Radiance related ray‐tracing processes and matrix multiplications occur on the cloud using High Performance Computing and custom scripts that facilitate and accelerate the progression. The analysis grid count is decomposed into manageable fragments and after the calculation is performed, the fragmented values are recomposed in one single list of results that are utilized for coloring the analysis grid mesh.
What We Found
The use of dedicated Unix HPC systems allowed the simulations to be hyper-threaded with almost 99 percent utilization. In contrast, a Windows-based system running Daysim allows for only 26 percent to 50 percent utilization on a single thread. The actual ray-tracing processes were sped up by nearly 32 times (on a 16-core processor). Utilizing a better processor and running the simulation on the cloud was proven insufficient to perform a calculation of that magnitude. The calculation became possible only with the scripted subdivision and re-composition of the grid (sensors).
The introduction of the proposed workflow allows one single simulation to be performed on the whole analysis grid, which provides an immediate benefit to the design team. In addition, utilizing this workflow results in significantly reduced time required to calculate annual daylight metrics, it eliminates possible errors that often derive from manual post-processing and provides a more uniform and reliable result that can be successfully represented on a colored grid plane.
Outsourcing intensive calculations to the HPC servers allows project work to continue unimpeded on local machines as simulations are processed remotely. Software and hardware costs are also minimized as all machines ran open-source software on an adaptive infrastructure that can scale to accommodate the project at hand with little to no modification.
This study resulted in a report, originally published in PLEA 2018 proceedings.
What the Findings Mean
This methodology is not limited to horizontal grids. Vertical grids are equally possible using the same workflow as is. The same methodology can also be used for any illuminance based annual metrics, such as Useful Daylight Illuminance (UDI), Daylight Autonomy (DA), continues Daylight Autonomy (cDA) etc. The population of the matrices and the illuminance calculations, the intensive part of the overall process, remains the same. The script needs to only be expanded at its further end, when the results are already extracted from Radiance and are being post-processed, to calculate the percentage of space or the percentage of time that qualifies with the set threshold for every dynamic daylight metric.

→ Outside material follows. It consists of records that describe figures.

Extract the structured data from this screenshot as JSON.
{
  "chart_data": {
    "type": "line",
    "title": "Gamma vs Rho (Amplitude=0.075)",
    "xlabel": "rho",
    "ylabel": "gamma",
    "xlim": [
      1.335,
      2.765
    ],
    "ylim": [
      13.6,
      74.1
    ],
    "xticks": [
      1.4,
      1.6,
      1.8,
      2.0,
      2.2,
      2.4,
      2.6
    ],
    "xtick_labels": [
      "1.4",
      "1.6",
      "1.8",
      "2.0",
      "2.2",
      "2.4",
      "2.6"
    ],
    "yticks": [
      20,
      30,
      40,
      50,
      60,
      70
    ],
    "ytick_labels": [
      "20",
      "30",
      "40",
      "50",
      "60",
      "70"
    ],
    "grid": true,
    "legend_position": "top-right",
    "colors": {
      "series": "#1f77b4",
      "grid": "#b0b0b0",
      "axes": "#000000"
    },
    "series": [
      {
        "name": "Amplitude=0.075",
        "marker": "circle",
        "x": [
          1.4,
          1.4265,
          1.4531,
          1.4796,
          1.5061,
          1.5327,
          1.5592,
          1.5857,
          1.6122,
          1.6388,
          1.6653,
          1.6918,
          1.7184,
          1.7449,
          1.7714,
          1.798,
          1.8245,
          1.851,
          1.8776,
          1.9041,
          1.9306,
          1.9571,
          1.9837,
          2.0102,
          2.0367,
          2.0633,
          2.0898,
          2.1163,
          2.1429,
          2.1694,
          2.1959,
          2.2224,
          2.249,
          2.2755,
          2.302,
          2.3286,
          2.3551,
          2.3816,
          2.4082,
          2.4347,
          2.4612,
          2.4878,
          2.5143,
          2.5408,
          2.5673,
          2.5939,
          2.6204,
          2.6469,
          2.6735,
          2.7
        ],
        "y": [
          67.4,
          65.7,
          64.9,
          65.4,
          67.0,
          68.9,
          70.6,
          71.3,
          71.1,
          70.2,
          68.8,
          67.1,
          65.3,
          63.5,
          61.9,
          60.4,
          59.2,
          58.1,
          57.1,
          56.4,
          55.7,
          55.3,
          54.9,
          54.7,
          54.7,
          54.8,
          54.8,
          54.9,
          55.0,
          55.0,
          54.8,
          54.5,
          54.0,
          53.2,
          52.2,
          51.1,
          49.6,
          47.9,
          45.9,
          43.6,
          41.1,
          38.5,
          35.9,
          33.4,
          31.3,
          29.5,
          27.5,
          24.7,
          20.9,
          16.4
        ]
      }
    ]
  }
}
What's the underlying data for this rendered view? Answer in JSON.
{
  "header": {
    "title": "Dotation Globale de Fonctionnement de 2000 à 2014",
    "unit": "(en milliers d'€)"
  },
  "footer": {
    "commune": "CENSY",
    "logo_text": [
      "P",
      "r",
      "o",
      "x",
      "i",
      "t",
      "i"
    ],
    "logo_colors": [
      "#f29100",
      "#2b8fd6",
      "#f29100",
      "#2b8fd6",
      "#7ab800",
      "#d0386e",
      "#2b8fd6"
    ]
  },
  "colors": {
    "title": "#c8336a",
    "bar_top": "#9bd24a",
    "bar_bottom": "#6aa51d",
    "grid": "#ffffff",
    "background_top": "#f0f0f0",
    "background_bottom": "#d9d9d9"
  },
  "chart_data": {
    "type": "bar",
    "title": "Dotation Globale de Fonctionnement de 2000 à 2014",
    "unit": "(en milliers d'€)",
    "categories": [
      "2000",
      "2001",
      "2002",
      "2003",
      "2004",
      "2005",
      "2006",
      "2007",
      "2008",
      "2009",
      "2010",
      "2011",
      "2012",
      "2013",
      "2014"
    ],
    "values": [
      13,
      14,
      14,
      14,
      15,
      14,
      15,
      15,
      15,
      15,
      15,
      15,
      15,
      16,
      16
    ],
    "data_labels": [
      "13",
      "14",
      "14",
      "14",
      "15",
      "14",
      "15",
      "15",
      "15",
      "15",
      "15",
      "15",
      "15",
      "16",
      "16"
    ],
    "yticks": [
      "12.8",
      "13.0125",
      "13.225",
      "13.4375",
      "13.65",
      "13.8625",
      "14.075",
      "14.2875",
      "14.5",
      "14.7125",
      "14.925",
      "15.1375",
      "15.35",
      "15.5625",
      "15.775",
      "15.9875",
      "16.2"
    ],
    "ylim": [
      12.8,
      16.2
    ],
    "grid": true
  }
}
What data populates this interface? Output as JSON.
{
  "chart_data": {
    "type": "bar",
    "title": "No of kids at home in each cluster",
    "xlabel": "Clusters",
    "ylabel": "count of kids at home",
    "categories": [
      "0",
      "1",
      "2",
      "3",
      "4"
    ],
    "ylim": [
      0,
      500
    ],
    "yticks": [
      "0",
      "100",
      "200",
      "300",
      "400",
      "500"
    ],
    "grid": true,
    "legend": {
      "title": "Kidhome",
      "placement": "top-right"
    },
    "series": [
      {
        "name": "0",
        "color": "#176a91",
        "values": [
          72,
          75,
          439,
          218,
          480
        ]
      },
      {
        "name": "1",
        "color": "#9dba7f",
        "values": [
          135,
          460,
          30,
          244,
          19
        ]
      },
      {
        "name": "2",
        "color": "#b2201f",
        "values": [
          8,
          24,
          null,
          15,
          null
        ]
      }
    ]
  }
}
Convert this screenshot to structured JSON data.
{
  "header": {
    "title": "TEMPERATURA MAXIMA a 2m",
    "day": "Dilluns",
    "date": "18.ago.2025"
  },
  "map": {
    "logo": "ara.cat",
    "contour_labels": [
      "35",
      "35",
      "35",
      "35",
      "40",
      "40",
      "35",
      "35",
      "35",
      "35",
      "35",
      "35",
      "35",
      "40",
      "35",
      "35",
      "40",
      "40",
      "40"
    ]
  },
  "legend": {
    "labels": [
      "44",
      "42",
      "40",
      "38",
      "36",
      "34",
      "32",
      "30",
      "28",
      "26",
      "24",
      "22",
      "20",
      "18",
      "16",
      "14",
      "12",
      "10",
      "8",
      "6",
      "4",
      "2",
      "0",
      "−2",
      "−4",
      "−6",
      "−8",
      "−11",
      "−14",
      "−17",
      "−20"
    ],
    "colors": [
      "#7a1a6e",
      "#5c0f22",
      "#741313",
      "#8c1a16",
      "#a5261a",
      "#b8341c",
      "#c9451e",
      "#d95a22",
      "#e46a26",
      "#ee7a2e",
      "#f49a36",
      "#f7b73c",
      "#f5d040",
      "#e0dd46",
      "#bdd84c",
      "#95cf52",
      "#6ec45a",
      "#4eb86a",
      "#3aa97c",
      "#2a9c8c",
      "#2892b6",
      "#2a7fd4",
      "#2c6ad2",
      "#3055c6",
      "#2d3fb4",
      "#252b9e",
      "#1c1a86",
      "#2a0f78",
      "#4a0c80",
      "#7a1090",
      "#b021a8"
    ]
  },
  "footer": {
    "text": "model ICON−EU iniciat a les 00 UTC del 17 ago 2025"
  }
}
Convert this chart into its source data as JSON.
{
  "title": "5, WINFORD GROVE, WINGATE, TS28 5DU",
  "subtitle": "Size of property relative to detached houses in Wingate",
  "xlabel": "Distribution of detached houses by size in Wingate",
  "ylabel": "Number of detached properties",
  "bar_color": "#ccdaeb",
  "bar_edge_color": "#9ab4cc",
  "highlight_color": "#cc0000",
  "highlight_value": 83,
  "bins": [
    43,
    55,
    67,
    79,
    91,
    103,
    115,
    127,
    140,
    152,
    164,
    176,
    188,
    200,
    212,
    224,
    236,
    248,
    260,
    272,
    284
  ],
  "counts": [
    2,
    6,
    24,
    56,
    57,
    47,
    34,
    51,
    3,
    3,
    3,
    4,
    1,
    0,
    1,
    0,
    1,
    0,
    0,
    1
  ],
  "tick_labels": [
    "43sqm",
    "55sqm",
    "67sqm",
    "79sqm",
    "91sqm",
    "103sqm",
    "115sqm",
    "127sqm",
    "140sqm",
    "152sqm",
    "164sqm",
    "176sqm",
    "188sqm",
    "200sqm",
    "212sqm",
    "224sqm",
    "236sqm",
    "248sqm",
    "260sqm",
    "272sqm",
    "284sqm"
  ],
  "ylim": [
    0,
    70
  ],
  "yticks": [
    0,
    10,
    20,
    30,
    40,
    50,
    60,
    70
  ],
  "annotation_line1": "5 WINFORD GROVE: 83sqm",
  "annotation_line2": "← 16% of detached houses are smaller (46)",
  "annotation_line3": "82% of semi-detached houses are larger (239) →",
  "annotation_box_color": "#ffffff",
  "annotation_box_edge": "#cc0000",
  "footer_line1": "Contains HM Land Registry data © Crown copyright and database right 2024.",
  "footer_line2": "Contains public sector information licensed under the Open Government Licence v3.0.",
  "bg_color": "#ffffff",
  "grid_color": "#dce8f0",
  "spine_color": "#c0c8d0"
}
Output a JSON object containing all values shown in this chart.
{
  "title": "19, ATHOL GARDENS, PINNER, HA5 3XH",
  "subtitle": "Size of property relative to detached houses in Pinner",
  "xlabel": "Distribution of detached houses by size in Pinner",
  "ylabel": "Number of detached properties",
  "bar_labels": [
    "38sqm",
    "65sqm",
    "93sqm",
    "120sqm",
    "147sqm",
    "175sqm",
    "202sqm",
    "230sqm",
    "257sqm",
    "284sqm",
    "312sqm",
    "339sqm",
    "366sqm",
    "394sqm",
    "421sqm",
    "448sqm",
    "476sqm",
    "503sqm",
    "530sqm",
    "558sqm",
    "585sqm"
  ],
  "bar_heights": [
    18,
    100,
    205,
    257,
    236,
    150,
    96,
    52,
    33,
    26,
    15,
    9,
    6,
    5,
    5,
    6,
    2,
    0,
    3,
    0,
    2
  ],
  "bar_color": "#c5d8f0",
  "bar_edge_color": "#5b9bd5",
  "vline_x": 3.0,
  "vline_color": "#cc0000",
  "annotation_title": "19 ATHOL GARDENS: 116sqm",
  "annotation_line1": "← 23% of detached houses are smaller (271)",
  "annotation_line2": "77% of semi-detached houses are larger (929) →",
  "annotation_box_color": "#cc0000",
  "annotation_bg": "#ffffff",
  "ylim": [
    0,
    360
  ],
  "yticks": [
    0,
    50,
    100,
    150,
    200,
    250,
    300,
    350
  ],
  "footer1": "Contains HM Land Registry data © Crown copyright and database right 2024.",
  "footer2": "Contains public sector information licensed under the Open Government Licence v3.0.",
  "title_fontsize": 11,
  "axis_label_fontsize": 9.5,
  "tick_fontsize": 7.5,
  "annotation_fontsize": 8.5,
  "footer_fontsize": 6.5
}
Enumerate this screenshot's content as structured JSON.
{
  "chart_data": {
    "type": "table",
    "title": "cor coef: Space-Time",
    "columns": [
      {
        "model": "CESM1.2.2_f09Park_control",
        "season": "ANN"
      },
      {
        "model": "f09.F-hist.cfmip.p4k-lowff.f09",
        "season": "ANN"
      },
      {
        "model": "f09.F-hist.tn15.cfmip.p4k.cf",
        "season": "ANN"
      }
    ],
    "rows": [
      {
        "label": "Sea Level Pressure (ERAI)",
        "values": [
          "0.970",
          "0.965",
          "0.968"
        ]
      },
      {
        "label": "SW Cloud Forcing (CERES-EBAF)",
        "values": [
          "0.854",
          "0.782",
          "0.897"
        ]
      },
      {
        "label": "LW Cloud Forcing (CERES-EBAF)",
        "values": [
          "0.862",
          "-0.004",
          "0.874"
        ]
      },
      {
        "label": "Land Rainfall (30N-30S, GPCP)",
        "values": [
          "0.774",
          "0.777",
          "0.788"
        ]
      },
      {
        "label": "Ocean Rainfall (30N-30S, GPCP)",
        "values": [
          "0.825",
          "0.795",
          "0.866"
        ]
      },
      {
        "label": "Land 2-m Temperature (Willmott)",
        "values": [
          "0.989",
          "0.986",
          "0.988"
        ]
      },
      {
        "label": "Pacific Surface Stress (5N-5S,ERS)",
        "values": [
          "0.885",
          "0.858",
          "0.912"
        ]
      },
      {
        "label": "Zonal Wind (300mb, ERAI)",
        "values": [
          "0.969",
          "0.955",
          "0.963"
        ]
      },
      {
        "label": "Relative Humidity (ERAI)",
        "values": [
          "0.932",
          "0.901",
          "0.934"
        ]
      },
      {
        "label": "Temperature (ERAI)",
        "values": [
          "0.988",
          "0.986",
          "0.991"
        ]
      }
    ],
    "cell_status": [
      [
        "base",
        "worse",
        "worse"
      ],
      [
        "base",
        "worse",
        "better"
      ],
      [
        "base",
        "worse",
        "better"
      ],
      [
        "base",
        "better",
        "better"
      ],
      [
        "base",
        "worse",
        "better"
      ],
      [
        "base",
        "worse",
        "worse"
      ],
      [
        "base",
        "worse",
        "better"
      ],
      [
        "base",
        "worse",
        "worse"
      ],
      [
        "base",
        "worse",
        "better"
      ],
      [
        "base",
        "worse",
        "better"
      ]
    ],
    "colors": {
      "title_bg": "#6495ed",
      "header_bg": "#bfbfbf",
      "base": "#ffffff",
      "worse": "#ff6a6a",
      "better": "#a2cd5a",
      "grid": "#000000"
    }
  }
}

Furthermore, the same methodology can be used for glare studies. Instead of specifying grid points, it will require the generation of input rays for individual pixels. One more application that could benefit from that methodology is the evaluation of active shading systems. Active shading systems require the modification of the nature or shape of the building (i.e., glazing properties) or the obstruction elements (i.e., shading geometry), which is one of the two constants the DC method is assuming. The results need then to be reconstructed based on shading controls or after a predefined schedule. The benefit of this methodology lies in the significantly reduced time required to run the multiple iterations before recomposing them.